What those parents needed to do was not plan even more special vacations or even better birthday parties. They needed a whole different value system that permeated the way they lived and the way they interacted with their children every day and every moment.

Similarly, what church communities need is an awareness deep in their culture and worship that the salvation God ultimately offers is the healing of all Creation. They also need an urgent, church-wide commitment to protecting and healing God’s earth as part of their membership’s united efforts to help make God’s will be done.

Can this completely happen in existing churches? I’d like to think so, but I don’t know.

Established institutions have a hard time changing. It is difficult for all of us imbedded in our culture to distinguish what about our values is cultural and what is the fruit of hearts and minds fixed on God. It will be much easier and instinctive for denominations, theologians, pastors, and long-time believers to dismiss these concerns as secondary or even heretical based on long-standing theologies.

For those reasons, I can’t help but believe it is time for new wineskins.

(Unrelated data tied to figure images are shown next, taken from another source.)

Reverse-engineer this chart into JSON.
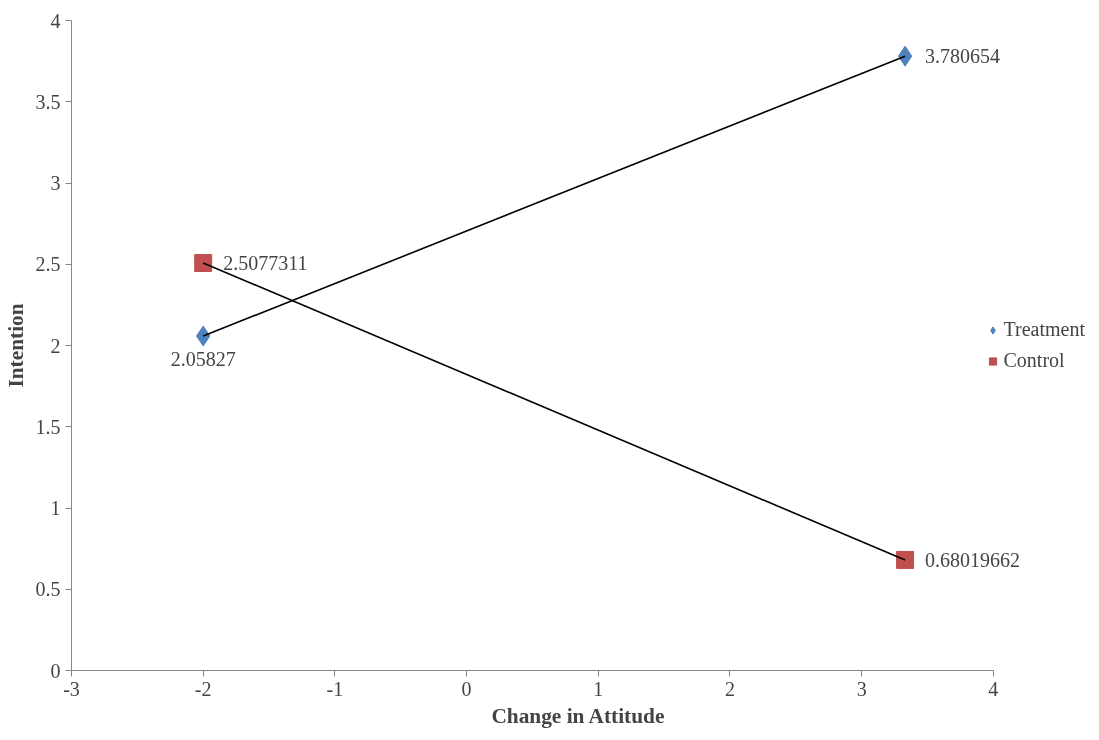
{
  "chart_data": {
    "type": "scatter",
    "xlabel": "Change in Attitude",
    "ylabel": "Intention",
    "xlim": [
      -3,
      4
    ],
    "xticks": [
      -3,
      -2,
      -1,
      0,
      1,
      2,
      3,
      4
    ],
    "ylim": [
      0,
      4
    ],
    "yticks": [
      0,
      0.5,
      1,
      1.5,
      2,
      2.5,
      3,
      3.5,
      4
    ],
    "legend": "right",
    "grid": false,
    "x": [
      -2,
      3.33
    ],
    "series": [
      {
        "name": "Treatment",
        "marker": "diamond",
        "color": "#4f81bd",
        "values": [
          2.05827,
          3.780654
        ],
        "value_labels": [
          "2.05827",
          "3.780654"
        ]
      },
      {
        "name": "Control",
        "marker": "square",
        "color": "#c0504d",
        "values": [
          2.5077311,
          0.68019662
        ],
        "value_labels": [
          "2.5077311",
          "0.68019662"
        ]
      },
      {
        "type": "line",
        "color": "#000000",
        "values": [
          2.05827,
          3.780654
        ]
      },
      {
        "type": "line",
        "color": "#000000",
        "values": [
          2.5077311,
          0.68019662
        ]
      }
    ]
  }
}
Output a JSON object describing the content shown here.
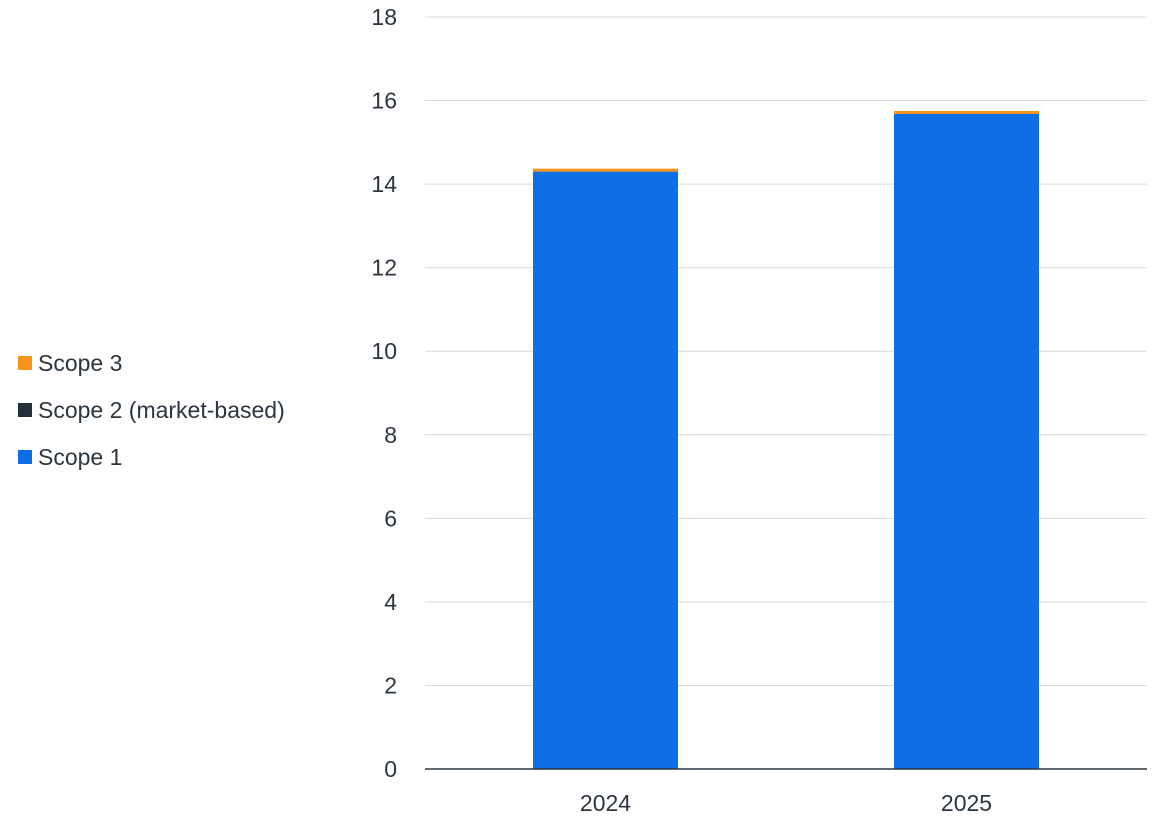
{
  "chart_data": {
    "type": "bar",
    "stacked": true,
    "categories": [
      "2024",
      "2025"
    ],
    "series": [
      {
        "name": "Scope 1",
        "color": "#0d6fe3",
        "values": [
          14.3,
          15.68
        ]
      },
      {
        "name": "Scope 2 (market-based)",
        "color": "#222f38",
        "values": [
          0.0,
          0.0
        ]
      },
      {
        "name": "Scope 3",
        "color": "#f7941d",
        "values": [
          0.07,
          0.07
        ]
      }
    ],
    "legend_order": [
      "Scope 3",
      "Scope 2 (market-based)",
      "Scope 1"
    ],
    "y_ticks": [
      "0",
      "2",
      "4",
      "6",
      "8",
      "10",
      "12",
      "14",
      "16",
      "18"
    ],
    "ylim": [
      0,
      18
    ],
    "grid": true,
    "legend_position": "left"
  }
}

It is time for new whole faith churches.

These wouldn’t be churches for everyone. They would be, however, cherished church homes for people who have been spiritual nomads to this point. They would be homes for people who love God so much they find it hard to worship when they can hear the cries of people and the non-human life of this world who are falling, metaphorically, into a pit that we ourselves have helped dig. They would be seeds of larger change as well.

I write all this with trepidation. Yet, I see no other way.